Indústria paulista reclama
do decreto de licença ambiental
São Paulo, 12 de Dezembro de 2002 - A Companhia
de Tecnologia de Saneamento Ambiental (Cetesb) terá que convocar oitenta mil
empresas instaladas em São Paulo, num prazo de cinco anos, para que estas se
coloquem de acordo com o novo sistema de licenciamento ambiental renovável.

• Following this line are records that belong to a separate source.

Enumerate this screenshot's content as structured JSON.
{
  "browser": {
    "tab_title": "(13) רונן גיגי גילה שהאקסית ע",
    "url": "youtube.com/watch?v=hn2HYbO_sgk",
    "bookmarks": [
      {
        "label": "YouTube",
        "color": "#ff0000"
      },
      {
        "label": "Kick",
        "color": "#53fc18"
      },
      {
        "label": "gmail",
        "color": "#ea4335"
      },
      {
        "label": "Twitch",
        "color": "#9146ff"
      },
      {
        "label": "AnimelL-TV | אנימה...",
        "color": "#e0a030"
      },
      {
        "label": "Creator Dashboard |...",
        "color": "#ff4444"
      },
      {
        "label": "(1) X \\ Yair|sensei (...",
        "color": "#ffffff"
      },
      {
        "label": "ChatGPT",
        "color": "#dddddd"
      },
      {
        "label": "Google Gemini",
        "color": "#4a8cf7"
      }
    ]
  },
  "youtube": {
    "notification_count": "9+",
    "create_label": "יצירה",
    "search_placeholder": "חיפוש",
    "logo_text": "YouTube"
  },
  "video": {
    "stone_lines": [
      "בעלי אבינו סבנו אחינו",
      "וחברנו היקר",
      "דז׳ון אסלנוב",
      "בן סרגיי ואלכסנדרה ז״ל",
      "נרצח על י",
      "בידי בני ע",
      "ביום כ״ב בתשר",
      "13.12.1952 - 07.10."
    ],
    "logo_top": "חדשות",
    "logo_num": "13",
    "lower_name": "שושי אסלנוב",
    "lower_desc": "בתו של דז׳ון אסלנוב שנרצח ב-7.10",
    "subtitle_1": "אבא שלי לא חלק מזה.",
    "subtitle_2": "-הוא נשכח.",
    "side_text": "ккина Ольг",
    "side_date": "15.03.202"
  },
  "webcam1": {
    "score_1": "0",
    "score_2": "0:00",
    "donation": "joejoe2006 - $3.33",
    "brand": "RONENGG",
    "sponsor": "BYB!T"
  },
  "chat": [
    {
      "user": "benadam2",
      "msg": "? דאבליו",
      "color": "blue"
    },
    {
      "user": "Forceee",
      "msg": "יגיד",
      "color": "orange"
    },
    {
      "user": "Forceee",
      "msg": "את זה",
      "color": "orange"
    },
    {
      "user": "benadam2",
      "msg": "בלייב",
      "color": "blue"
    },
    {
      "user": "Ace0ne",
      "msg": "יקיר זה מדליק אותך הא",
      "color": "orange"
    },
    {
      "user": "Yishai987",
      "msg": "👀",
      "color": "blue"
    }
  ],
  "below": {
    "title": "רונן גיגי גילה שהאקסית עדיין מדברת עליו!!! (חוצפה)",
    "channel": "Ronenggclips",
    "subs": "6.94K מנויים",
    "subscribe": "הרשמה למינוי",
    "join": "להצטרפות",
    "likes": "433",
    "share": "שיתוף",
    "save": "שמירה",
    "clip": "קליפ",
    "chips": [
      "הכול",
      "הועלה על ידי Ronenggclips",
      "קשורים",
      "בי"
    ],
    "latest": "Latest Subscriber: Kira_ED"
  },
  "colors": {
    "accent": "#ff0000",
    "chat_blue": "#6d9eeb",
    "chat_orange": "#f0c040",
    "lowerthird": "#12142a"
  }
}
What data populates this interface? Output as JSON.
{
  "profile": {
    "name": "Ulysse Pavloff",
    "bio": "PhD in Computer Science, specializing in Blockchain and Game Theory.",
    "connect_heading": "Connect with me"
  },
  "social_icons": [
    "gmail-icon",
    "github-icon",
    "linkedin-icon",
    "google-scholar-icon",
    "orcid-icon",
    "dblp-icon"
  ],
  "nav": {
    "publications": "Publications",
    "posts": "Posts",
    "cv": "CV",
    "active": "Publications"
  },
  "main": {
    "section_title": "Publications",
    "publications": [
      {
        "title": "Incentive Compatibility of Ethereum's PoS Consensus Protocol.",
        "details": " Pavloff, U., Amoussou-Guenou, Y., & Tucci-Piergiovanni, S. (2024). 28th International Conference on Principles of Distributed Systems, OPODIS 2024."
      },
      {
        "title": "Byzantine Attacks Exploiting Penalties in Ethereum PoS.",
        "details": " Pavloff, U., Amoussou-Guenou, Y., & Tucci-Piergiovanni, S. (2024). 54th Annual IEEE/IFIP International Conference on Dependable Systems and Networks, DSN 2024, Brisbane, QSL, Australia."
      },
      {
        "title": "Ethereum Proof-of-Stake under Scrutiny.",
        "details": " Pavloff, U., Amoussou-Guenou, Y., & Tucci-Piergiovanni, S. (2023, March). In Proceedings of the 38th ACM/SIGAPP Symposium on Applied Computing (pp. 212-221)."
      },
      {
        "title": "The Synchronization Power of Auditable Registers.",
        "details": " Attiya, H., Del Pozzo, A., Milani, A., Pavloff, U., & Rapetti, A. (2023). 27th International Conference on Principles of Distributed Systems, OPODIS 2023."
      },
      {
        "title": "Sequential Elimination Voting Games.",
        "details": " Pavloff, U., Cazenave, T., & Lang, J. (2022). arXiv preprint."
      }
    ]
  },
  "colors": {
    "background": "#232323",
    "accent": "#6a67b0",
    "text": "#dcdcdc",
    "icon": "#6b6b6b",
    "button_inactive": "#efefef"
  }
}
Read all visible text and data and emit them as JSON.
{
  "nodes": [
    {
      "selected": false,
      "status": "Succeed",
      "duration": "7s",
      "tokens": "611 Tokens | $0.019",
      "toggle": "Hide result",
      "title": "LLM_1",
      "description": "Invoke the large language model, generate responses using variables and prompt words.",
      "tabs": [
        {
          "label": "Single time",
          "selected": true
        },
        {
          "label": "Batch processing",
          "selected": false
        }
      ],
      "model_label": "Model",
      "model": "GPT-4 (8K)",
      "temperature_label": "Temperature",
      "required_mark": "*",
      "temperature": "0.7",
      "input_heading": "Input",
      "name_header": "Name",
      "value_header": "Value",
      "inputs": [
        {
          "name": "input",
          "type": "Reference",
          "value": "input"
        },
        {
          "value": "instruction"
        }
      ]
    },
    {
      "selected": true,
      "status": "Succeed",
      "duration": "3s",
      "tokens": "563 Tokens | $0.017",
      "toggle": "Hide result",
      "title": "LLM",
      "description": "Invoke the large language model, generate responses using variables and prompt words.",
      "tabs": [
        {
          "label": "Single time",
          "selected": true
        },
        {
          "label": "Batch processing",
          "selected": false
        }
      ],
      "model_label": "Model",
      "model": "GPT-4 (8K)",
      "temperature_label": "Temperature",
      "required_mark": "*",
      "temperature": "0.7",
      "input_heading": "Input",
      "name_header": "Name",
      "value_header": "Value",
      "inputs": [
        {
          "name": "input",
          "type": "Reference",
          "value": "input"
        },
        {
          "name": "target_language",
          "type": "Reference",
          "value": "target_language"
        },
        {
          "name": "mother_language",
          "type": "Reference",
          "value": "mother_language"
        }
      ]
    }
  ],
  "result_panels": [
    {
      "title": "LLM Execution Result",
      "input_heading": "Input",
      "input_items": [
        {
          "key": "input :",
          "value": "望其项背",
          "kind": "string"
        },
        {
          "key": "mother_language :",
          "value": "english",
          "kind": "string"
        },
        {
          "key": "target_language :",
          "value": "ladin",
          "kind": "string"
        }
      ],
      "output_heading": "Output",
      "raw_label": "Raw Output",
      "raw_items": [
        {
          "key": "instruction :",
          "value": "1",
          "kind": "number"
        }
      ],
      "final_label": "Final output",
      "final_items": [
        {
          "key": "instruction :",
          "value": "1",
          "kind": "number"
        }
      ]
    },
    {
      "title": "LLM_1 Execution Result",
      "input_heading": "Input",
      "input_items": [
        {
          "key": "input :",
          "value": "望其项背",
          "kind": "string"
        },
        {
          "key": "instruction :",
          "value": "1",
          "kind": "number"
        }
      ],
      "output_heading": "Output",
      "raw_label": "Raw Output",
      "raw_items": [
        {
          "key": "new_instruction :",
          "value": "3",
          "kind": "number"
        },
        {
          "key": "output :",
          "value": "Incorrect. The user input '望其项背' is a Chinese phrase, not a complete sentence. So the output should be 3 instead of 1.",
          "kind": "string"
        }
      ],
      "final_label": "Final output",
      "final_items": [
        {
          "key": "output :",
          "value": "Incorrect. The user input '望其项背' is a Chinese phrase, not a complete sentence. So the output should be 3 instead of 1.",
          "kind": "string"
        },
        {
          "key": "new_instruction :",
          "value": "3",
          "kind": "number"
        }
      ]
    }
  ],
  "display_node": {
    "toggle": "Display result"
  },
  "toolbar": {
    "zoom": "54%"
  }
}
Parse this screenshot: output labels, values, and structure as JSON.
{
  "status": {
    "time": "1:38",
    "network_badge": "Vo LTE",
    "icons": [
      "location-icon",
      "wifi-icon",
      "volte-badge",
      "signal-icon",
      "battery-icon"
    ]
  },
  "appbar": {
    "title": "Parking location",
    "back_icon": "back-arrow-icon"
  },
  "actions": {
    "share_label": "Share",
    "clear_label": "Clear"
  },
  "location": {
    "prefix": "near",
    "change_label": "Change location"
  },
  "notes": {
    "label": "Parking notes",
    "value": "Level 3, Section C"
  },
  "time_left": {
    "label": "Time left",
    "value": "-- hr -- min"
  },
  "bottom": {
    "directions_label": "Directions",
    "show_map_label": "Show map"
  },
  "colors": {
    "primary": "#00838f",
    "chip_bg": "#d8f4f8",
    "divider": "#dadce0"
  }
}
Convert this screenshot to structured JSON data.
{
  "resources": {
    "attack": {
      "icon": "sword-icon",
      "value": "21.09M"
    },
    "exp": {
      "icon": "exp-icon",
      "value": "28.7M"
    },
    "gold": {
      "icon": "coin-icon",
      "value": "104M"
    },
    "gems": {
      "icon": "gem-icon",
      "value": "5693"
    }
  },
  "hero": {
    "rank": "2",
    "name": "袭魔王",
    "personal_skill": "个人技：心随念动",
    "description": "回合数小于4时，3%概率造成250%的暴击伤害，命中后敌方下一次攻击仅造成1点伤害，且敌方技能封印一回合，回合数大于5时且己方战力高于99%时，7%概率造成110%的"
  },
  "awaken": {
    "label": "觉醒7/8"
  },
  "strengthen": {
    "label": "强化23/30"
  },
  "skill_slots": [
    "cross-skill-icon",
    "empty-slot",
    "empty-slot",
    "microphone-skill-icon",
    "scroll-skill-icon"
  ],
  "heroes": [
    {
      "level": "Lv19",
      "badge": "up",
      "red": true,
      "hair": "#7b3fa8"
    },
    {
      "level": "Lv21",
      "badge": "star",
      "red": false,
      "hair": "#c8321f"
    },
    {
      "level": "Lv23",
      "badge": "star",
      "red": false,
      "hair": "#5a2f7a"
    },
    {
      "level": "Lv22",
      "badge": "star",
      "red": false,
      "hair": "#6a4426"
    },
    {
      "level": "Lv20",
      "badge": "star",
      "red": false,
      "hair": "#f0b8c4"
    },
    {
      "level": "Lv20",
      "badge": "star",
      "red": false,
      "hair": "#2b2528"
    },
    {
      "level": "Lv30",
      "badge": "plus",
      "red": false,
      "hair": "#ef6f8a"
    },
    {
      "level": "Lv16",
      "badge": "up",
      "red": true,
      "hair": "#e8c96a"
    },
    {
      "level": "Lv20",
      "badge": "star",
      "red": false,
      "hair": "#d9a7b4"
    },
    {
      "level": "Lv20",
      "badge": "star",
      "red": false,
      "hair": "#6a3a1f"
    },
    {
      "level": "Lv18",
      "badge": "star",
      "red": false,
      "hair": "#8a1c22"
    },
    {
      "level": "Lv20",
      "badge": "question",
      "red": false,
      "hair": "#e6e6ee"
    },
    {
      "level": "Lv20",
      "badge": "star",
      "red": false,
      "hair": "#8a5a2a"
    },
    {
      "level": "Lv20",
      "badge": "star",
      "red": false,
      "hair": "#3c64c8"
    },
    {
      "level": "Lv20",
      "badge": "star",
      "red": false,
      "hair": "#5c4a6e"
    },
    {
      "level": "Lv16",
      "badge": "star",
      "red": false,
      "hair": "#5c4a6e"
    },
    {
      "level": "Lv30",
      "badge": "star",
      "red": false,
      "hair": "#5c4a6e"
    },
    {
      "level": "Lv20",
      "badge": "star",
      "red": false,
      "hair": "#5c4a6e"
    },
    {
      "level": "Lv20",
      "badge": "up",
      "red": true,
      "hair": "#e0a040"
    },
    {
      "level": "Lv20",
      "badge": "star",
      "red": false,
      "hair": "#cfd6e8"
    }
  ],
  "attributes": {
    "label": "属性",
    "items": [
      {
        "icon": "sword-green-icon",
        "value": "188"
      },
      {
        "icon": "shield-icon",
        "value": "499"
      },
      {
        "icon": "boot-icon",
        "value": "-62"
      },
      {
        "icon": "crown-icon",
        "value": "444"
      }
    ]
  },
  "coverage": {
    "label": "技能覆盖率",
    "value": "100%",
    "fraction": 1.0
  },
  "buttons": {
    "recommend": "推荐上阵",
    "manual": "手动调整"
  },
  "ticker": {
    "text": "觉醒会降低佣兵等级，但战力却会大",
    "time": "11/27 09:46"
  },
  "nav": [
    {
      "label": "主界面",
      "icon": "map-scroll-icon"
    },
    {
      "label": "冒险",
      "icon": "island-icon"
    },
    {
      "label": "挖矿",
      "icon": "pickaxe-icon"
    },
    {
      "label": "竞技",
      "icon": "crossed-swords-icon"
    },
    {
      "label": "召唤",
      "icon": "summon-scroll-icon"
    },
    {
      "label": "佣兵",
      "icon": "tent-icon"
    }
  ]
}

Conforme o decreto 47397, assinado pelo governador Geraldo Alkmin, em 5 de
dezembro e publicado no Diário Oficial, todas as empresas que necessitam de
licença ambiental para funcionar, terão que renová-la periodicamente.
Dependendo do grau de impacto ambiental provocado pelas atividades de cada
empresa a licença terá validade de 2 a 5 anos.
Na opinião do presidente da Cetesb, Fernando
Rei, uma das muitas vantagens desse sistema é evitar possíveis atos de corrupção
dentro do órgão, com a eventual cobrança de propina por parte de funcionários
sob o argumento de agilizar a análise dos papéis.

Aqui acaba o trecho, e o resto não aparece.